By: Matt Archibald
With all the press reports surrounding the release of Bowe Bergdahl, we haven’t seen a lot concerning the 5 detainees that we “traded” for this young man. There have been a few reports here and there, but nothing substantial that has explained their contextual significance.
Mullah Mohammad Fazl was the deputy defense minister for the Taliban and Chief of Staff of the Taliban regime’s military. He was the de facto military commander in the northern part of Afghanistan as well, where a great deal of atrocities took place. When the Taliban took over Mazar-e Sharif, the fighters massacred over 8,000 Shi’ite men, women, and children, most of them in their homes. Container trucks were seen leaving the Mazar-e Sharif prison, filled with corpses. They then turned their attention to the Hazara, publically stating their desire to remove the minority from the planet. It’s certainly no analytic leap to assume that he was intimately involved with these campaigns, in fact, given his position, it’s likely that he may have ordered them and most likely personally participated.
Khairullah Khairkhwa was not only the Taliban’s interior minister, but also their primary liaison to Al Qaeda and Usama Bin Laden personally. He also reportedly held meetings with the Iranians after 9/11 in order to draw them into the fight against coalition forces in Afghanistan. Also a narcotics trafficker with personal ties to Hamas and the late Mr. Zarqawi. Oh yeah, and he’s a personal friend of Karzai as well. Go figure.
Mullah Noorullah Noori was the military commander of Mazar-e Sharif during the ethnic cleansing campaign which killed thousands of Shi’ites. He is wanted by the UN for war crimes in connection with these massacres.
Mohammed Nabi Omari is an associate of the Haqqani network and helped supply weapons and led attacks against coalition forces in Khowst.
Abdul Haq Wasiq was the deputy minister of intelligence – responsible for a department which routinely and systematically tortured and killed Afghans.
This is just a snapshot of some of the deeds committed by these men.
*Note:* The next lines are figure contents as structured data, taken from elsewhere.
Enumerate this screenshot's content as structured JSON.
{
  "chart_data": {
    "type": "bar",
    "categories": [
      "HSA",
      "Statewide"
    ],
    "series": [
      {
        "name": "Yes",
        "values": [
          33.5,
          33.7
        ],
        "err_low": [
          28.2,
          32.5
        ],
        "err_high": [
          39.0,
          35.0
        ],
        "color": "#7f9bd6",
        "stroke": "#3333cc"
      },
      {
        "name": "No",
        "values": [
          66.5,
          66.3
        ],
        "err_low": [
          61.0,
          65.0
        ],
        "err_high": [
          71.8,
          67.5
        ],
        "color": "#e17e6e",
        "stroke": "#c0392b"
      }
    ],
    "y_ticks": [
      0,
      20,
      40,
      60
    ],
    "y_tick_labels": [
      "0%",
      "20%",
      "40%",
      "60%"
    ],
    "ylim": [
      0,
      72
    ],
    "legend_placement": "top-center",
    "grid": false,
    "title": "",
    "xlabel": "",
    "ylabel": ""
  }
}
Having studied the Taliban for many years, I can comfortably say that these probably understate the amount of evil that these men have directed (and most likely personally participated) in the name of their Amir ul-Momineen Mullah Omar. We also have to remember that there’s been a recidivist movement amongst released detainee’s. One only has to look at Abdul Qayoum Zakir to fully understand the danger of this trend.
So we have to ask ourselves – were they worth it? I vote no. It’s easy to think that these men will go back to a peaceful life in Afghanistan – and that with our combat operations seemingly ending – they’ll be no threat to us. But I’d like to remind us that, for Pashtuns, the concept of revenge is a little different. Revenge is not a choice for them, revenge is an obligation, and directly reflects on their honor. And for the President to claim that we’ll be able to track these men effectively is complete hogwash. I spent many years as an analyst searching for exactly these type of men in exactly the same area. For the President to insinuate that this would be an easy task, is as ludicrous as it is insulting. Truth be told – once these men slip into the wind, we’ll likely never be able to find them again. And they’ll be free to plan their inevitable revenge.